All assignments are done in pairs (parejas). Each pair is assigned one to three comunas (mostly Región Metropolitana) of roughly similar total population; see the Groups page for the assignment.
The three datasets are introduced progressively: Tarea 0 is a shallow first contact with all three; Tarea 1 goes deep on Census; Tarea 2 goes deep on ENO + GRD; Tarea 3 merges everything at the comuna level. The Final project is on its own page.
Rules
- Submission. Canvas: PDF export of your notebook + link to your team’s GitHub repo.
- Late policy. 2-day extension by email before the deadline.
- AI. Allowed in tareas; disclose in the README of your final repo.
- Both partners must understand all submitted code.
Tareas
| # | Title | Pts | Released | Due | Downloads |
|---|---|---|---|---|---|
| 0 | Setup and first contact with all three datasets | 5 | Thu Mar 5, 2026 | Thu Mar 12, 2026 (before class) | PDF · MD |
| 1 | Demographic profile and migration landscape | 10 | Thu Mar 12, 2026 | Thu Mar 26, 2026 (before class) | PDF · MD |
| 2 | Health landscape: ENO + GRD | 10 | Thu Mar 26, 2026 | Thu Apr 16, 2026 (before class) | PDF · MD |
| Quiz 1 | Share comuna-level summary tables (class-wide format) | 2 | Thu Apr 16, 2026 | Mon Apr 20, 2026, 23:59 | PDF · MD |
| 3 | Cross-dataset ecological modeling | 10 | Thu Apr 16, 2026 | Thu Apr 30, 2026 (before class) | PDF · MD |
What each tarea asks for (one paragraph)
Tarea 0 (5 pts). Install tools (Jupyter-compatible IDE, GitHub account, Python environment), create a team GitHub repo, and load each of the three datasets for your assigned comunas. Report basic shape/info, top 5 diseases (ENO), and top 5 diagnoses (GRD, joined to the CIE-10 lookup). Shallow first contact, no analysis.
Tarea 1 (10 pts). Demographic and migration portrait of your assigned comunas using the Census. Join vivienda + hogar + persona; build age pyramids by sex (Chilean-born vs. foreign-born), % foreign-born by comuna, top nationalities, migration status; produce choropleths and bar charts; compare your comunas to national/regional averages. Key output: a comuna-level summary table that you will reuse in Tarea 3.
Tarea 2 (10 pts). Health portrait. Part A: ENO: clean nationality coding, compute notification rates over time, build disease profiles by nationality, choropleth notification rates. Part B: GRD: load 2022 to 2024 GRD files filtered to your comunas, join to CIE-10, compute average length of stay, top diagnostic chapters, severity by nationality, hospitalization-rate map. Two more comuna-level summary tables (ENO and GRD).
Quiz 1 (2 pts, bonus).
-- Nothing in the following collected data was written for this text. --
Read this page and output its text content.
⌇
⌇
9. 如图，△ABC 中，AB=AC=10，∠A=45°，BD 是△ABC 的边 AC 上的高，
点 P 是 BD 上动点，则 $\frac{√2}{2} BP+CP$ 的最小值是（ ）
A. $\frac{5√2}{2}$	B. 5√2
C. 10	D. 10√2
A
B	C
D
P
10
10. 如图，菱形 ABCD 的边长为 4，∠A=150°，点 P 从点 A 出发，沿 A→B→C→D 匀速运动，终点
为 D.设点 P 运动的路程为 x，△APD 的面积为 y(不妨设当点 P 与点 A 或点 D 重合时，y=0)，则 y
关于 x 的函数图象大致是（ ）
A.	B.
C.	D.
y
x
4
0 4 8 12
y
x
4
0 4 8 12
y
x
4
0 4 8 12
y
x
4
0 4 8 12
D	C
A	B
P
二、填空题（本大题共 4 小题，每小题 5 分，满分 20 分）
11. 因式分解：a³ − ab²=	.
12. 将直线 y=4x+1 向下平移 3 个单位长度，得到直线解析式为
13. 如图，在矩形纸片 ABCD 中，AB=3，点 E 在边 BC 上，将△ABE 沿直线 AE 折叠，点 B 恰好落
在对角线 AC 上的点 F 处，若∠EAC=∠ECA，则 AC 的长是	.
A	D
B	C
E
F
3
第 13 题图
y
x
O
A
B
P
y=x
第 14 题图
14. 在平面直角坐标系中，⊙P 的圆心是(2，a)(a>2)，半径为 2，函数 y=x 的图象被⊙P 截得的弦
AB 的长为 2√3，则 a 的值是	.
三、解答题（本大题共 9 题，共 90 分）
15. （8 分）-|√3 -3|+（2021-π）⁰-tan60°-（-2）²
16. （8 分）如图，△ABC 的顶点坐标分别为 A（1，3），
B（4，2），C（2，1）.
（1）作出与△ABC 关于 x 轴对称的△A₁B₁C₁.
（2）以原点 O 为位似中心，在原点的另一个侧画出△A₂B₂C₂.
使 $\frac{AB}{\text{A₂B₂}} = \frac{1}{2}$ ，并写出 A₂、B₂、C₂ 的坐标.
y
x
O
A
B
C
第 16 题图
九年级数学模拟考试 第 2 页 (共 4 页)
Publish your three comuna-level summary tables (Tarea 1 + Tarea 2) in the agreed class-wide format so all 21 teams can concatenate into a single master of about 50 RM comunas for Tarea 3.
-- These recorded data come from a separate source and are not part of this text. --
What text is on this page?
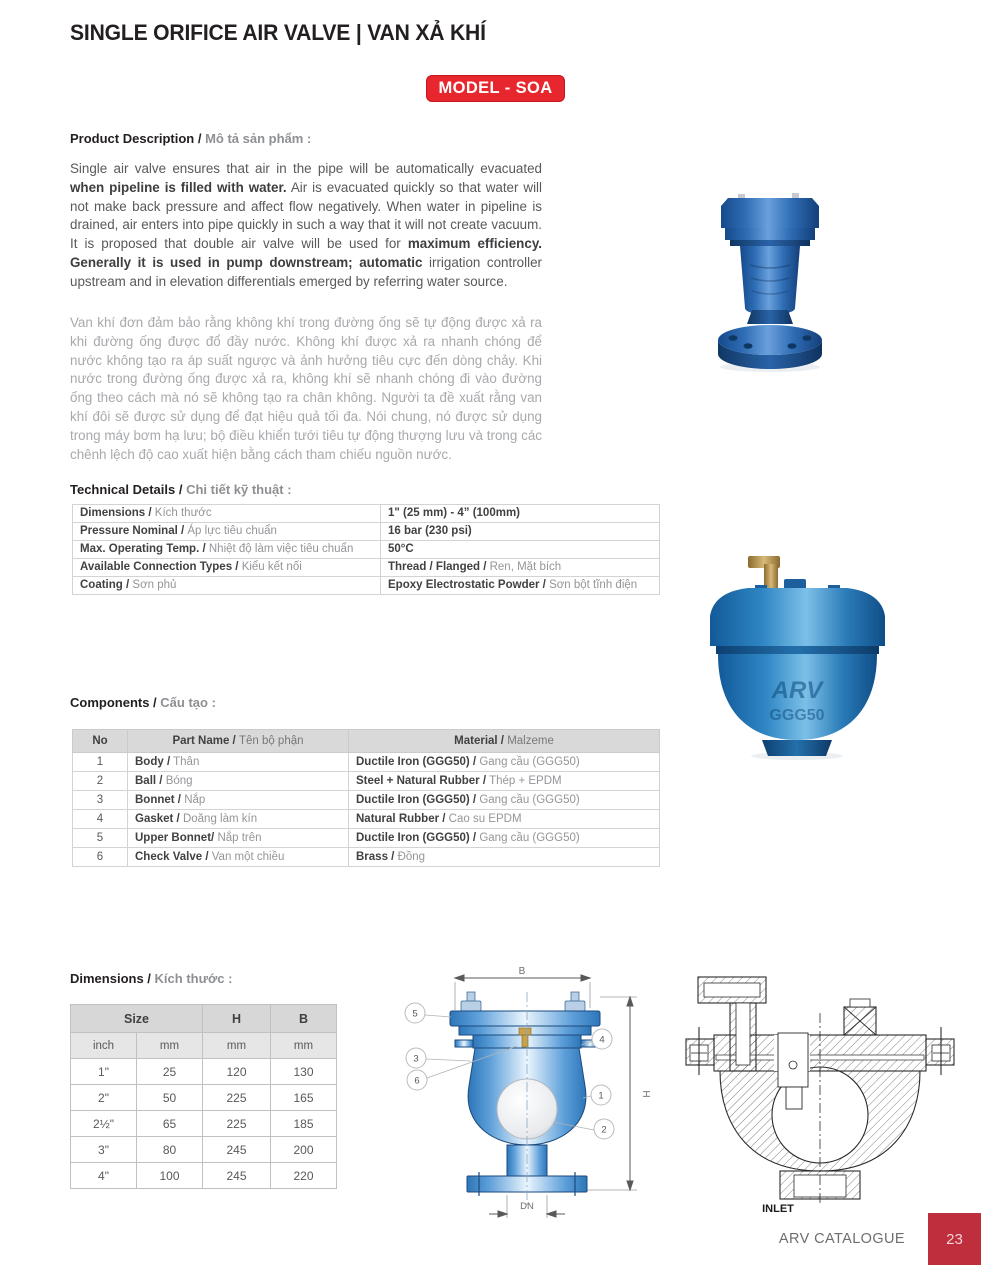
SINGLE ORIFICE AIR VALVE | VAN XẢ KHÍ
MODEL - SOA
Product Description / Mô tả sản phẩm :

Single air valve ensures that air in the pipe will be automatically evacuated when pipeline is filled with water. Air is evacuated quickly so that water will not make back pressure and affect flow negatively. When water in pipeline is drained, air enters into pipe quickly in such a way that it will not create vacuum. It is proposed that double air valve will be used for maximum efficiency. Generally it is used in pump downstream; automatic irrigation controller upstream and in elevation differentials emerged by referring water source.

Van khí đơn đảm bảo rằng không khí trong đường ống sẽ tự động được xả ra khi đường ống được đổ đầy nước. Không khí được xả ra nhanh chóng để nước không tạo ra áp suất ngược và ảnh hưởng tiêu cực đến dòng chảy. Khi nước trong đường ống được xả ra, không khí sẽ nhanh chóng đi vào đường ống theo cách mà nó sẽ không tạo ra chân không. Người ta đề xuất rằng van khí đôi sẽ được sử dụng để đạt hiệu quả tối đa. Nói chung, nó được sử dụng trong máy bơm hạ lưu; bộ điều khiển tưới tiêu tự động thượng lưu và trong các chênh lệch độ cao xuất hiện bằng cách tham chiếu nguồn nước.

Technical Details / Chi tiết kỹ thuật :
Dimensions / Kích thước	1" (25 mm) - 4” (100mm)
Pressure Nominal / Áp lực tiêu chuẩn	16 bar (230 psi)
Max. Operating Temp. / Nhiệt độ làm việc tiêu chuẩn	50°C
Available Connection Types / Kiểu kết nối	Thread / Flanged / Ren, Mặt bích
Coating / Sơn phủ	Epoxy Electrostatic Powder / Sơn bột tĩnh điện
ARV
GGG50
Components / Cấu tạo :
No	Part Name / Tên bộ phận	Material / Malzeme
1	Body / Thân	Ductile Iron (GGG50) / Gang cầu (GGG50)
2	Ball / Bóng	Steel + Natural Rubber / Thép + EPDM
3	Bonnet / Nắp	Ductile Iron (GGG50) / Gang cầu (GGG50)
4	Gasket / Doăng làm kín	Natural Rubber / Cao su EPDM
5	Upper Bonnet/ Nắp trên	Ductile Iron (GGG50) / Gang cầu (GGG50)
6	Check Valve / Van một chiều	Brass / Đồng
Dimensions / Kích thước :
Size		H	B
inch	mm	mm	mm
1"	25	120	130
2"	50	225	165
2½"	65	225	185
3"	80	245	200
4"	100	245	220
B
H
DN
5
3
6
4
1
2
INLET
ARV CATALOGUE	23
Tarea 3 (10 pts). Merge the three comuna-level summary tables on codigo_comuna; explore correlations; fit Poisson or Negative Binomial regression for notification counts (with population offset), or linear/logistic for severity / length of stay; interpret coefficients (incidence rate ratios, odds ratios) and discuss the ecological fallacy explicitly; produce coefficient plots, predicted-rate maps, residual maps.
Bibliography seed
The primary external reference is the INE Census 2024 results portal. Documentation, dictionaries, and methodology PDFs for each dataset are linked from the Data and Resources pages. A short bibliography file is here: bibliography.md.